Is it too dramatic to say, ‘Here I am Lord, standing with the Israelites facing the Red Sea?’ As small as this trial may be in the history of your children, it is still the trial I am in. Please use it to increase my faith. It is not meaningless if you use it deepen my trust in You. I feel the breath of my enemies’ horses coming up fast behind me, but I stand towards what is possible in You before me. What is it to part my womb when you have parted the seas? I am little, but you are Great and I am believing You, God, that You are writing a great story for my daughter. Her name will be Emmanuelle, and she will always remind us that You, God, are with us, even when You feel silent and far away.”
I wrote all that, heels digging into faith even as the flesh in me was tempted to slip and turn away. The 11th hour had arrived and there was no evidence that anything was going to change.
I hung on as long as I could to Romans 5:3-5, “We rejoice in afflictions. For we know that afflictions bring the capacity to stay with things, or patience, to the fullest form. And patience proves that the hope was right. And the hope does not put us to shame because God’s love has been poured into our hearts.”
Buckled over in tears, in the quiet of that early February morning, something in me broke, I felt it break, and when it did so my soul in all its emptiness was able to plead with purity. Every sob released something of my own power and when I had finally come to the end of myself, I heaved heavy in the arms of my sister and my husband who held me tight, and then I rested deeply. In their love, silent of words though it was for they were grieving too, I felt the powerful presence of God, a dear friend who had every marvelous plan for redemption up His sleeve.
In the knowing that He was going to be there with me, no matter how this baby was going to be born, I fell back asleep and a blanket of holy covered me. What I could do no more for herself, I let Someone else do for me. Exodus 14:14 whispered I could rest, “The Lord your God will fight for you, you have only to be still.”
I awoke again at 5 am. My body was still not in labor, but the panic of what that meant was gone. In the absence of worry, I was given the gift of a vision where I saw myself, in that very room, with a newborn baby in my arms only 10 minutes old. HOW it would happen I did not know, but THAT it would happen I believed deep.
And 12 hours later, the tension of faith and doubt was resolved. God moved just as he brilliantly does, in the 11th hour, where all glory is unmistakably His. She was here!
Emmanuelle Poem Cecil born 9lbs and 21.5 inches long, at 9:49pm Sunday February 5th, in our little apartment, downtown. I had labored and delivered at home, and she was born in water, straight into my husband and my arms just as I had envisioned she would be.
Never had I felt so much joy and relief holding her. Never had I felt so sure God was with us, that He had always been with us, and always would be with us still. God indeed writes only great stories, and when we lean into Him completely we get the excitement of living His stories as our very own lives.

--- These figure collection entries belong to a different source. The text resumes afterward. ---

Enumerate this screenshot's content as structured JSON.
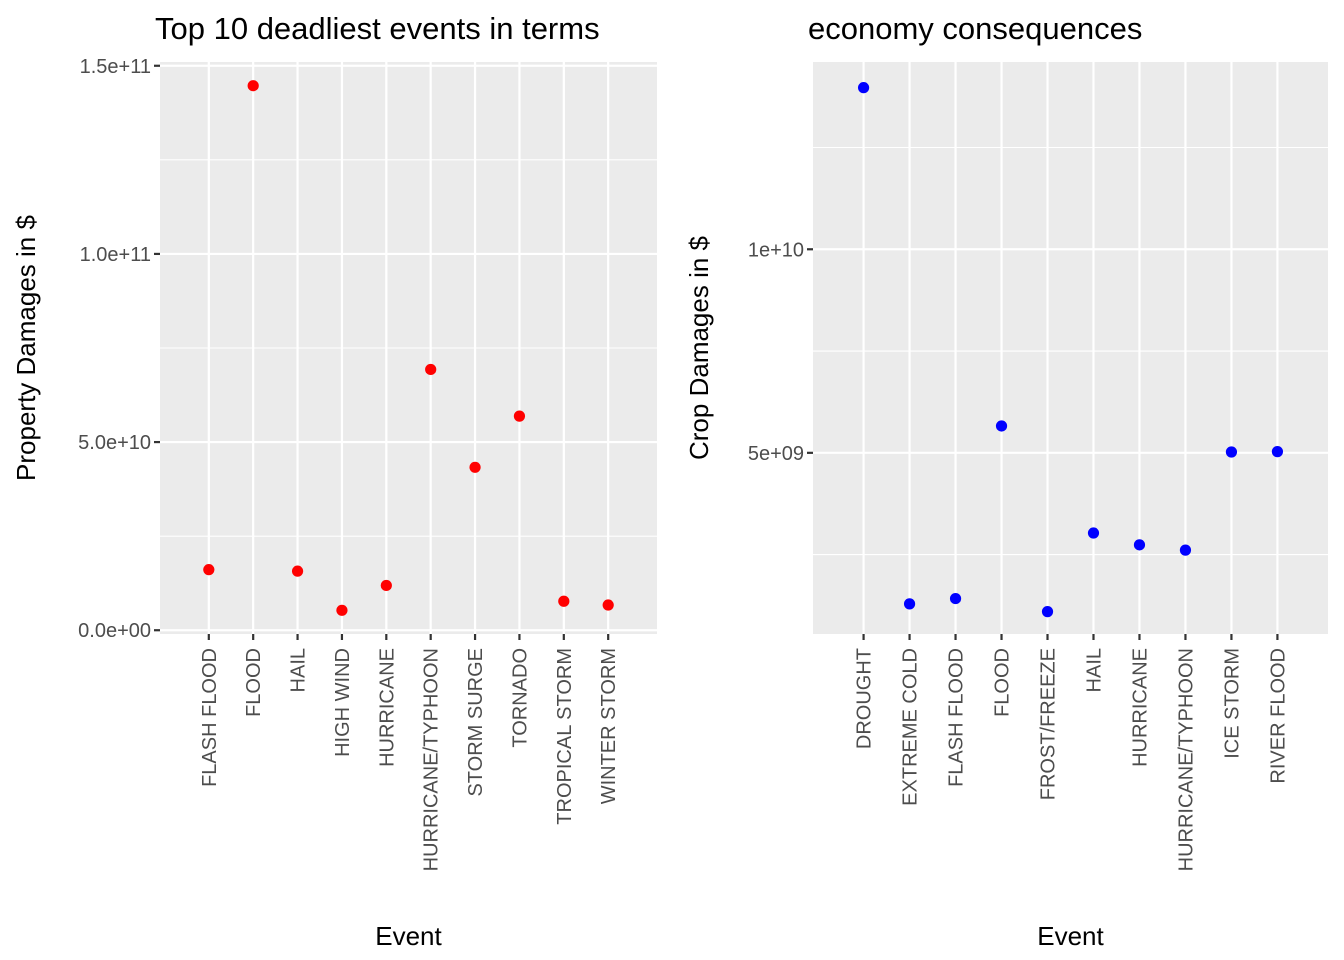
{
  "chart_data": [
    {
      "type": "scatter",
      "title": "Top 10 deadliest events in terms",
      "xlabel": "Event",
      "ylabel": "Property Damages in $",
      "categories": [
        "FLASH FLOOD",
        "FLOOD",
        "HAIL",
        "HIGH WIND",
        "HURRICANE",
        "HURRICANE/TYPHOON",
        "STORM SURGE",
        "TORNADO",
        "TROPICAL STORM",
        "WINTER STORM"
      ],
      "values": [
        16100000000,
        144700000000,
        15700000000,
        5300000000,
        11900000000,
        69300000000,
        43300000000,
        56900000000,
        7700000000,
        6700000000
      ],
      "yticks": [
        0,
        50000000000,
        100000000000,
        150000000000
      ],
      "ytick_labels": [
        "0.0e+00",
        "5.0e+10",
        "1.0e+11",
        "1.5e+11"
      ],
      "ylim": [
        -1000000000,
        151000000000
      ],
      "point_color": "#ff0000",
      "grid": true,
      "legend": "none"
    },
    {
      "type": "scatter",
      "title": "economy consequences",
      "xlabel": "Event",
      "ylabel": "Crop Damages in $",
      "categories": [
        "DROUGHT",
        "EXTREME COLD",
        "FLASH FLOOD",
        "FLOOD",
        "FROST/FREEZE",
        "HAIL",
        "HURRICANE",
        "HURRICANE/TYPHOON",
        "ICE STORM",
        "RIVER FLOOD"
      ],
      "values": [
        13970000000,
        1290000000,
        1420000000,
        5660000000,
        1100000000,
        3030000000,
        2740000000,
        2610000000,
        5020000000,
        5030000000
      ],
      "yticks": [
        5000000000,
        10000000000
      ],
      "ytick_labels": [
        "5e+09",
        "1e+10"
      ],
      "ylim": [
        550000000,
        14600000000
      ],
      "point_color": "#0000ff",
      "grid": true,
      "legend": "none"
    }
  ]
}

Emmanuelle had come into the world in a way that would give lasting meaning to her name.
The gift of waiting 15 extra days for my baby to be born was the gift of a deeper intimacy with my Lord. This is what trials of any kind can give each one of us. This is what James 1:3-5 promises. I knew before what God was capable of doing for others, but now I knew what God was capable of doing for me. Now I knew with a deep knowing that He is faithful to redeem every area of our lives that we turn over to him for redemption; He is waiting to give us all the strength we need just on the other side of all our efforts to supply our own; and, He will not put our hope to shame when our hope is in Him.